Lawrence Livermore Laboratory was another commercial application in the San Francisco Bay region of California. The plasma was compressed, heated, and condensed using 192 lasers. A $1 million pellet of mixed hydrogen was blasted. They were the same results until now. Energy-out (3.1 MegaJoules), announced in the week ending December 16, 2022, was more than energy–in (2.1 MegaJoules) for the first. It is an incredible breakthrough. It reached 3 million degrees Celsius.
This is how you can put it in perspective.
First, energy-in and energy-out should be more complex. To power up lasers, you need far more energy than that: 400 MegaJoules. Refer to 1.
Second, the success story revolved around one event, namely a fusion ignition. A thousands of times more powerful laser would be required to achieve anything close to practical fusion events. The cost would be one-millionth of the original (Ref. This one success is inspiring but needs to be more helpful.
It’s expensive and not practical so that it won’t be cheap. However, it will produce high-intensity electricity and will not emit carbon dioxide.
The power of nuclear fission energy is one million times greater than any other energy source on the planet. This is why many atomic power plants have been built in countries such as France and the USA.
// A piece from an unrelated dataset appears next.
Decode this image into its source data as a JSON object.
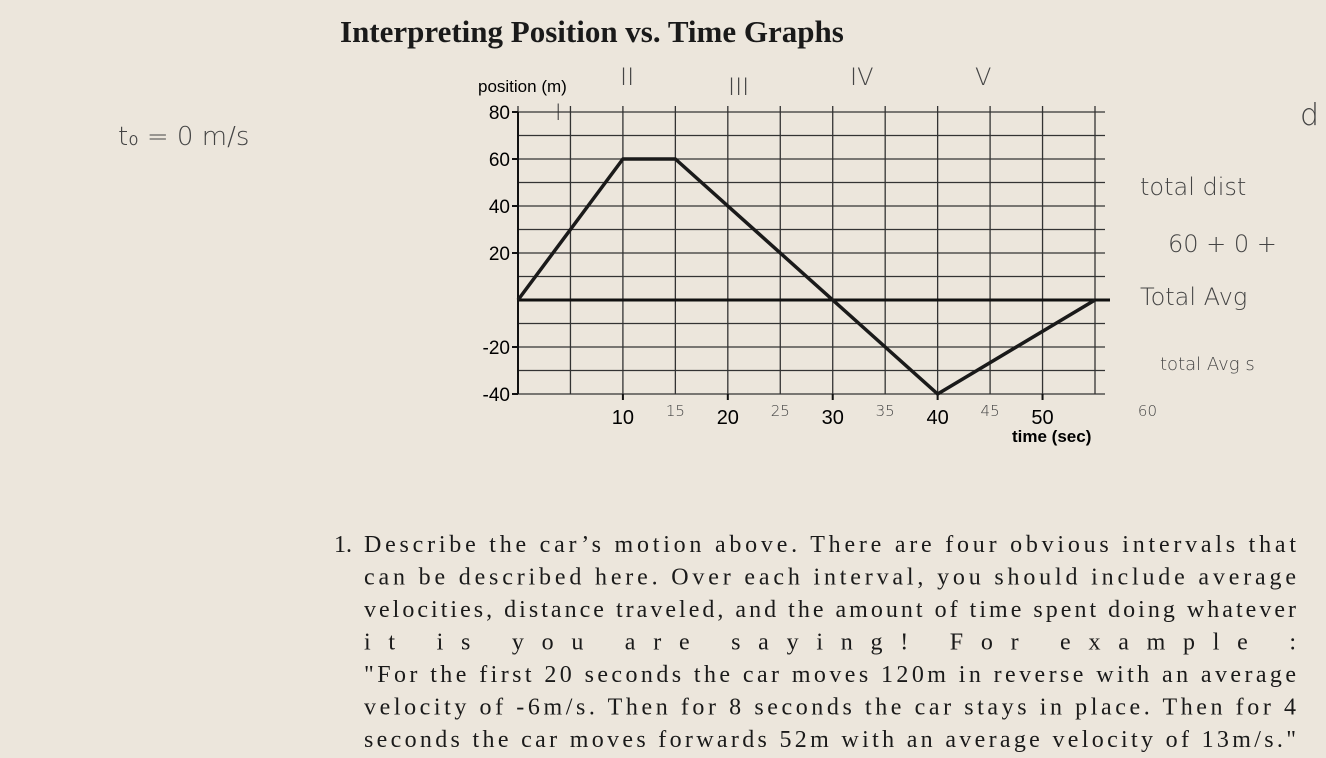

The energy created by nuclear Fusion is 3-4 times greater than that of nuclear fission. This is just one aspect of the dream. The fusion dream also includes the fact that there is no need to dispose of nuclear waste products – these can take hundreds of thousands of years to degrade. The third aspect is that Fusion is not a chain reaction, so there is no risk of nuclear explosions or runaway nuclear reactions.
Because electricity generation is responsible for about three-quarters of all global greenhouse gas emissions worldwide, the last part of the dream involves nuclear fusion plants scattered across a country to produce high-intensity, carbon-free electric energy.
It’s a pipe dream, but it’s possible. Despite its benefits, carbon-free nuclear Fusion won’t make the oil and gas industry obsolete by 2050. Maybe not even 2100.
Takeaways.
Mankind has recreated the sun’s light and heat source. Under immense pressure, the sun’s gaseous interior is compressed at 15 million degrees C. A teaspoon weighs approximately 750gm (1.65 lb). It is remarkable to replicate the sun’s interior conditions in a lab environment and achieve breakeven (energy out more than energy in).
However, nuclear Fusion is far from being a commercially viable option.
Why, then, are we spending so much money on it? Because advanced countries do this. They create telescopes such as the James Webb and then mount them on satellites to study our universe. Rockets are built to send people and women to the moon. They make magnetic racetracks to accelerate protons to light speed before they crash and reveal subatomic particles such as the Higgs boson in fragments of the crashed protons.
Politics play a significant role in the distribution of science funding and government support. As we have seen, there are many examples of countries using science to solve pressing problems that directly benefit humanity.